En primer lugar, Francesc Solé Parellada, Vicepresidente de la Fundación CYD, se refirió al propósito que en nuestra institución perseguimos respecto a la promoción y contribución de las universidades al desarrollo económico y social de España. En este marco, el Ranking CYD cumple un rol clave al ser la mayor guía que reúne de manera multidimensional a 73 universidades (50 públicas y 32 privadas) con 2.235 titulaciones y hasta 22 ámbitos de conocimiento.

El hecho de involucrar diversos aspectos y dimensiones nos permite ofrecer datos a nivel de la universidad en su conjunto, pero también resultados en relación a los ámbitos de conocimiento, como pueden ser economía, sociología o medicina, entre otros. Este rasgo, poco habitual en los rankings de nuestra industria, se corresponde con otro bastante atípico: la información que hay detrás de los ámbitos de conocimiento implica un número de indicadores incluso más elevado que a nivel institucional.

La rueda de prensa –que contó con la asistencia de medios reconocidos y de alto prestigio como Europa Press, EFE, eldiario.es, RNE, El Mundo, ABC, Diario Educación, Canal Extremadura, Cinco Días, Onda Cero, Extremadura Radio, Ser y Top Diario– continuó con la palabra de Martí Parellada, Director del Ranking CYD, quien hizo hincapié en la evolución positiva que el sistema universitario español ha tenido estos últimos años, reflejándose una dirección clara de crecimiento en la que la posición relativa de cada una de las universidades se convierte en un análisis complementario a la tendencia global.

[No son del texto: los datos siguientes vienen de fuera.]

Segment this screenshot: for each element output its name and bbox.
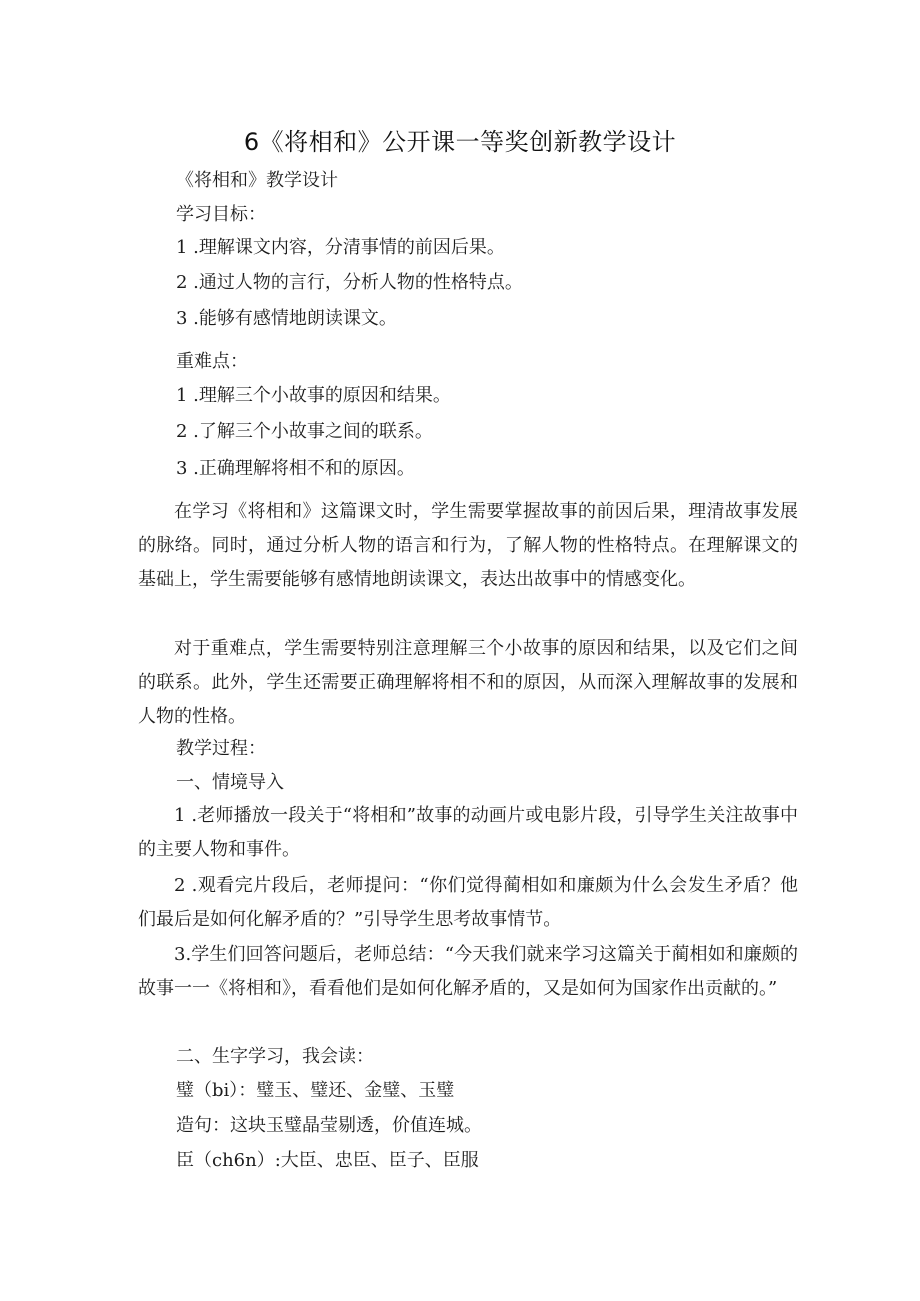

El Ranking CYD se inscribe en un proyecto de inspiración europea pero de alcance internacional, el U-multirank, que se presenta a principios del mes de junio incorporando 1.630 instituciones de educación superior. Este volumen lo convierte en la principal herramienta de comparación de universidades a nivel mundial, dentro de la cual la Fundación CYD aporta la mayor información en lo que hace referencia a las universidades españolas.

Ranking CYD: Una aproximación multifacética al sistema universitario español

Martí Parellada enfatizó en las novedades de la quinta edición del Ranking CYD , y en las diversas aproximaciones que este benchmarking permite. En primera instancia y según los ámbitos que se analizan, la información puede dividirse en 22 ámbitos de conocimiento.

La segunda aproximación la hemos centrado en distribuir los 36 indicadores a nivel institucional en 5 dimensiones (enseñanza y aprendizaje, investigación, transferencia de conocimiento, orientación internacional y contribución al desarrollo regional). Hemos decidido presentar los resultados para cada una de estas dimensiones porque creemos que no necesariamente hay una relación entre que una universidad sea más o menos antigua, pública o privada, presencial o a distancia, a que tenga posiciones idénticas en cada una de las dimensiones.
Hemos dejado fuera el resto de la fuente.